Die Bedeutung der Recherche als Querschnittskompetenz journalistischer Arbeit betonten auch die Herausgeber des „Kölner Stadt-Anzeiger“, Isabella Neven DuMont und Christian DuMont Schütte. „Ohne gesicherte Faktenbasis, ohne sorgfältig zusammengetragene Informationen und ohne deren Verknüpfung kreist die mediale Kommunikation um eine leere Mitte. Der beharrliche, unbeirrbare Blick hinter die Kulissen, in die dunklen Ecken oder unter den Teppich ist überdies die Voraussetzung dafür, dass die Medien ihr Wächteramt, ihre Kontrollfunktion gegenüber den Mächtigen wahrnehmen können.“
Treibende Kraft einer jeden Recherche sei die Neugierde, so die Herausgeber weiter. Diese gelte es auch in eine zunehmend abgestumpfte Gesellschaft hineinzutragen. „Es ist ein oft übersehener Zugewinn bei der Lektüre einer Tageszeitung, dass man ‚riskiert‘, auf neue, spannende Themen aufmerksam gemacht zu werden, von deren Bandbreite man vorher gar nichts wusste.“ Auch dies sei an den Beiträgen der drei Preisträger ablesbar.
In einem Impulsvortrag würdigte die stellvertretende Chefredakteurin des Magazins „Der Spiegel“, Melanie Amann, die Leistungen ihrer Kolleginnen und Kollegen im Lokaljournalismus. „Sie sind auch so recherchestark wie wir und sie sind oft mutiger als wir. Weil sie den Objekten ihrer Berichterstattung tagtäglich begegnen.“ Als besondere Herausforderungen für den Journalismus in unserer Zeit nannte Amann die Wut, die Journalistinnen und Journalisten immer öfter entgegenschlage, den Kampf um Aufmerksamkeit angesichts flächendeckender Ablenkung durch ein mediales Überangebot sowie das Untergraben der Glaubwürdigkeit.

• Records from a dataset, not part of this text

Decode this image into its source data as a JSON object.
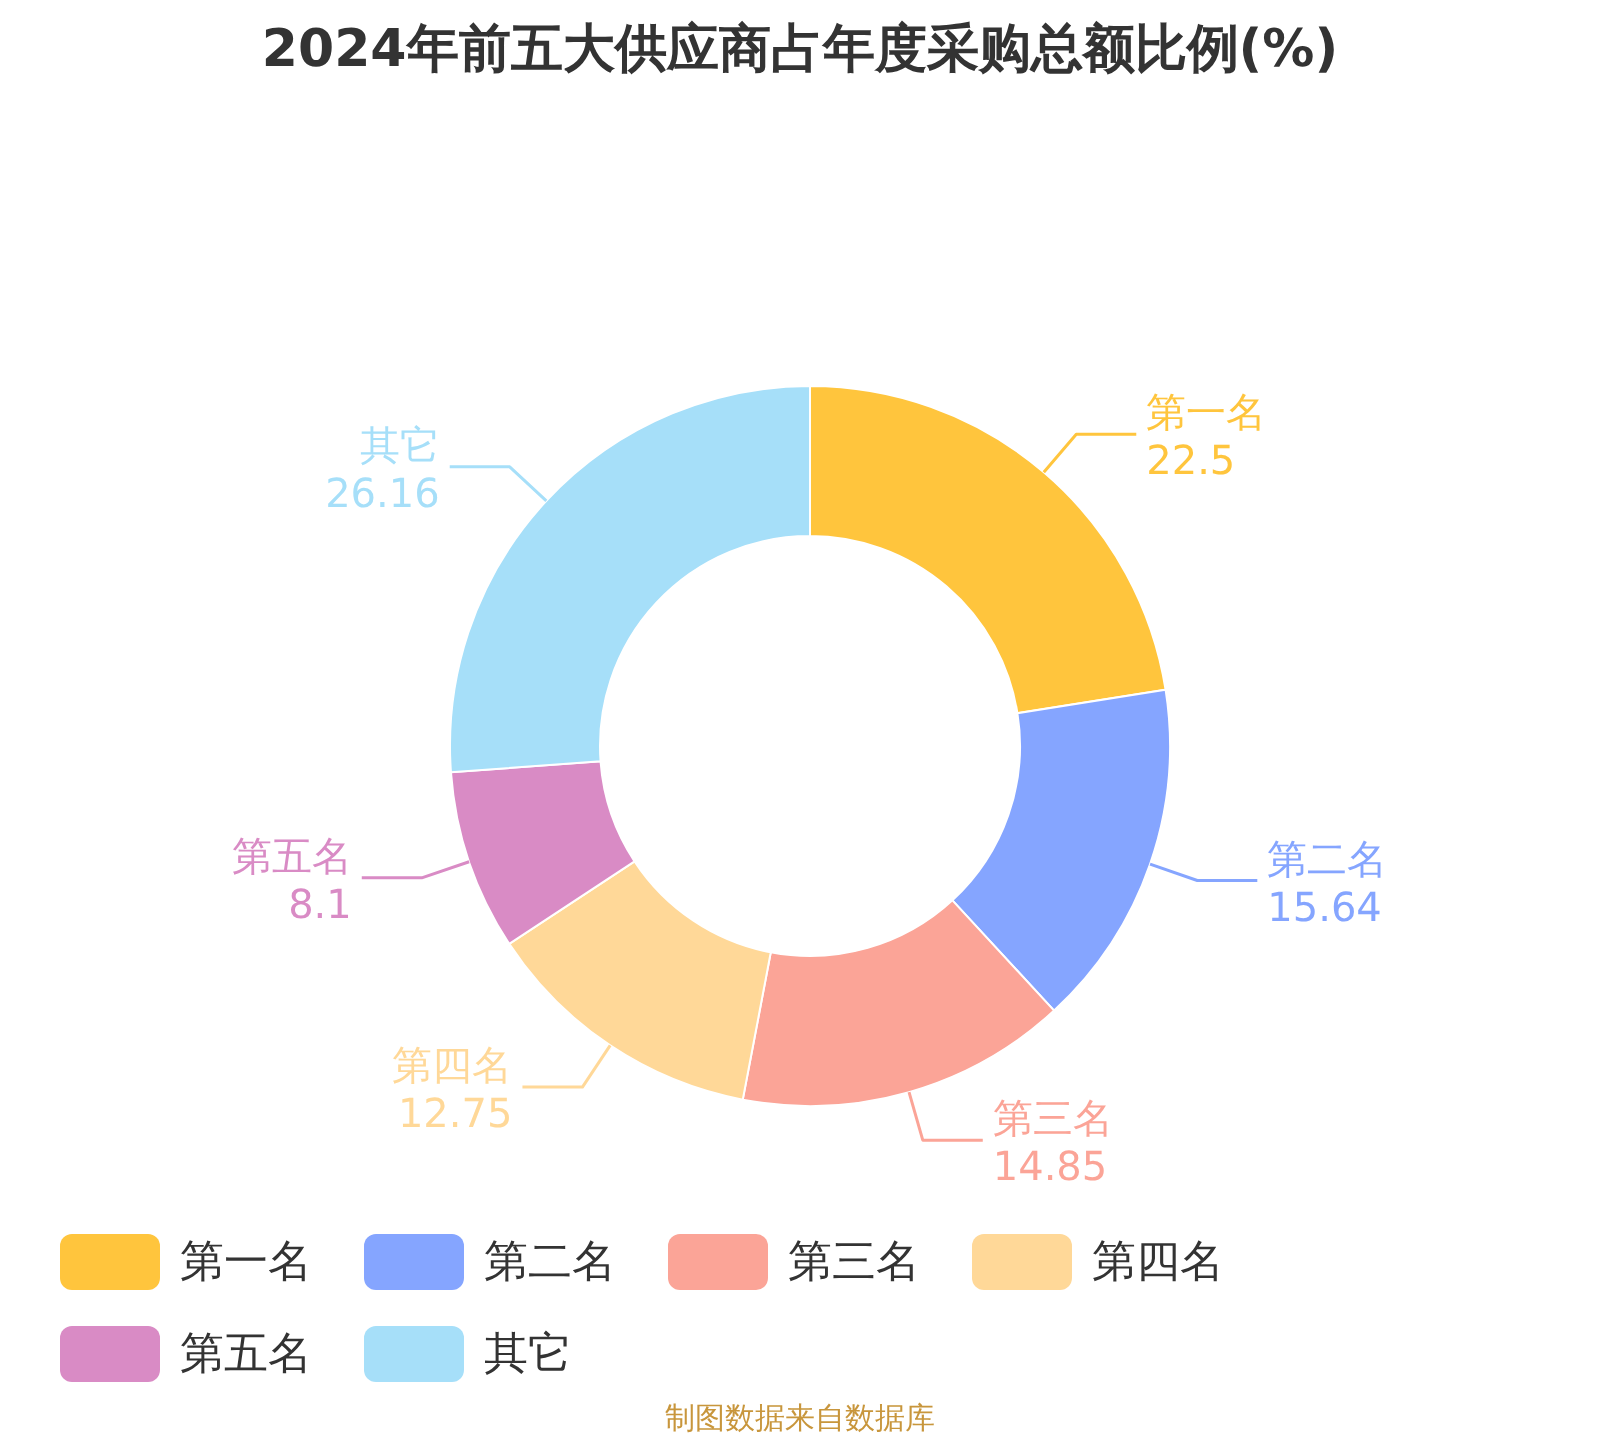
{
  "chart_data": {
    "type": "donut",
    "title": "2024年前五大供应商占年度采购总额比例(%)",
    "categories": [
      "第一名",
      "第二名",
      "第三名",
      "第四名",
      "第五名",
      "其它"
    ],
    "values": [
      22.5,
      15.64,
      14.85,
      12.75,
      8.1,
      26.16
    ],
    "colors": [
      "#ffc53d",
      "#85a5ff",
      "#fba497",
      "#ffd898",
      "#d98bc5",
      "#a6dff9"
    ],
    "data_labels": true,
    "legend": "bottom",
    "annotations": [
      "制图数据来自数据库"
    ]
  }
}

Nachdenkliche Töne im Impulsvortrag
Amann schlug für die Branche auch selbstkritische Töne an. Es mache sie sehr nachdenklich, wie sich das Image von Politikern oft nach ihrem Scheiden aus dem Amt entwickele. „Muss es uns Journalistinnen und Journalisten nicht zu denken geben, dass Politiker erst befreit und lässig wirken, wenn sie unfreiwillig alle Ämter los sind?“. Die Medien hätten diese Politiker zwar nie wie Feinde behandelt, sagte Amann in Anspielung auf entsprechende Vorwürfe des US-Milliardärs Elon Musk. „Aber haben wir sie immer menschlich behandelt? Oder leisten wir einen Beitrag dazu, dass Politik so ein unmenschliches Geschäft ist?“ Auch die mächtigsten, die aggressivsten Akteure, über die berichtet werde, „müssen wir menschlich behandeln“, forderte Amann.

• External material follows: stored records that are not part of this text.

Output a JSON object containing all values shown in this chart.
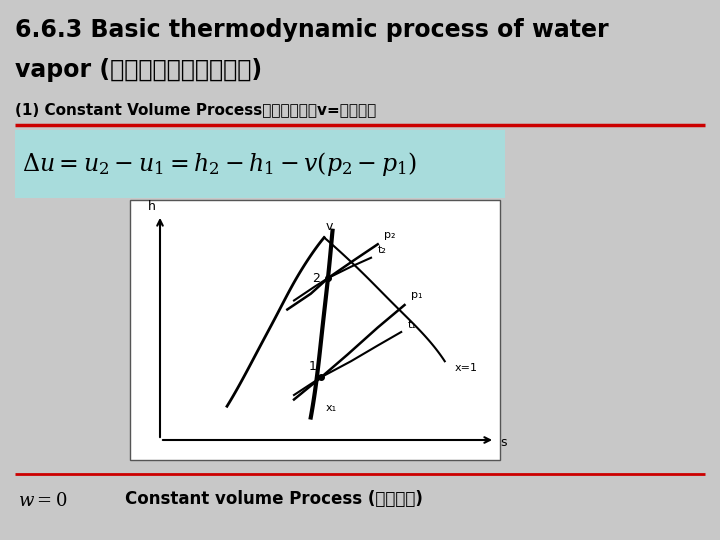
{
  "title_line1": "6.6.3 Basic thermodynamic process of water",
  "title_line2": "vapor (水蒸气的基本热力过程)",
  "subtitle": "(1) Constant Volume Process（定容过程，v=定值。）",
  "formula_latex": "\\Delta u = u_2 - u_1 = h_2 - h_1 - v(p_2 - p_1)",
  "bottom_formula_latex": "w = 0",
  "bottom_text": "Constant volume Process (定容过程)",
  "bg_color": "#c8c8c8",
  "title_color": "#000000",
  "subtitle_underline_color": "#cc0000",
  "formula_bg": "#a0dede",
  "slide_bg": "#c8c8c8"
}
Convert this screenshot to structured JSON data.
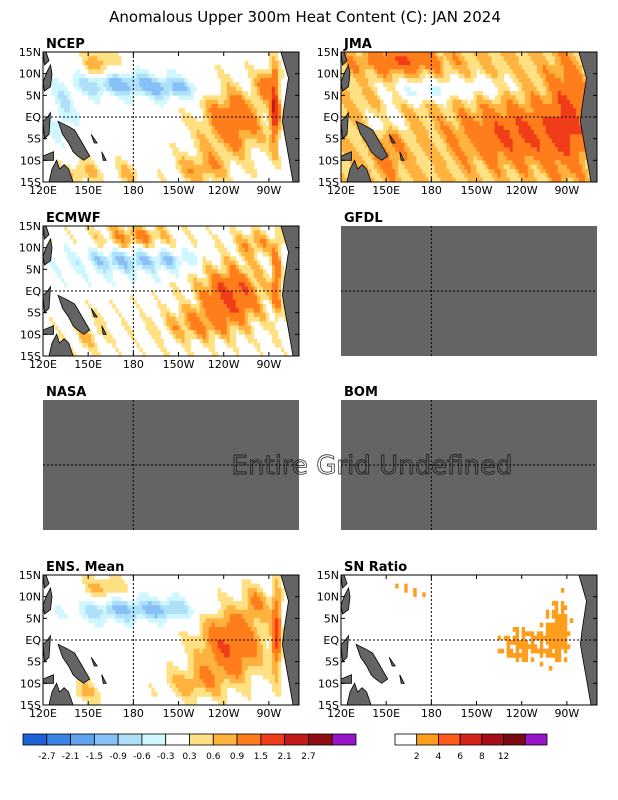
{
  "chart_data": {
    "type": "heatmap",
    "title": "Anomalous Upper 300m Heat Content (C): JAN 2024",
    "x_ticks": [
      "120E",
      "150E",
      "180",
      "150W",
      "120W",
      "90W"
    ],
    "y_ticks": [
      "15N",
      "10N",
      "5N",
      "EQ",
      "5S",
      "10S",
      "15S"
    ],
    "undefined_text": "Entire Grid Undefined",
    "colors": {
      "land": "#646464",
      "undefined": "#646464",
      "zero": "#ffffff"
    },
    "anomaly_scale": {
      "labels": [
        "-2.7",
        "-2.1",
        "-1.5",
        "-0.9",
        "-0.6",
        "-0.3",
        "0.3",
        "0.6",
        "0.9",
        "1.5",
        "2.1",
        "2.7"
      ],
      "colors": [
        "#1d62d6",
        "#3a84e8",
        "#5ea2f0",
        "#86c0f6",
        "#aee0fa",
        "#cff7ff",
        "#ffffff",
        "#ffe184",
        "#ffb23e",
        "#ff7d1b",
        "#f03c18",
        "#c21a18",
        "#8f0c12",
        "#9a14cc"
      ]
    },
    "snr_scale": {
      "labels": [
        "2",
        "4",
        "6",
        "8",
        "12"
      ],
      "colors": [
        "#ffffff",
        "#ff9e1c",
        "#ff5a1c",
        "#d42418",
        "#a80c18",
        "#7a0a14",
        "#9a14cc"
      ]
    },
    "panels": [
      {
        "name": "NCEP",
        "defined": true,
        "model": "ncep"
      },
      {
        "name": "JMA",
        "defined": true,
        "model": "jma"
      },
      {
        "name": "ECMWF",
        "defined": true,
        "model": "ecmwf"
      },
      {
        "name": "GFDL",
        "defined": false
      },
      {
        "name": "NASA",
        "defined": false
      },
      {
        "name": "BOM",
        "defined": false
      },
      {
        "name": "ENS. Mean",
        "defined": true,
        "model": "ens"
      },
      {
        "name": "SN Ratio",
        "defined": true,
        "model": "snr"
      }
    ]
  }
}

Der „Kölner Recherchepreis“ will junge Journalistinnen und Journalisten ermuntern, „in diesen ebenso schnellen wie meinungsoffensiven Zeiten die Kultur des Dicke-Bretter-Bohrens zu pflegen“. Der Preis sei aber auch zu verstehen als „ein Merkposten, eine Mahnung explizit an Lokal- und Regionalzeitungsverlage, dass wir aufwändige Recherchen so gut es irgend geht erhalten, fördern, ja womöglich sogar ausbauen“.
Mitglieder der Jury waren: Joachim Frank (Chefkorrespondent „Kölner Stadt-Anzeiger“, Vorsitzender), Annette Binninger (Chefredakteurin „Sächsische Zeitung“), Friedrich Roeingh (ehemaliger Chefredakteur „Mainzer Allgemeine“), Werner Schulte (Geschäftsführer Lingen-Verlag) und Anke Vehmeier (Leiterin des Lokaljournalistenprogramms bei der Bundeszentrale für politische Bildung).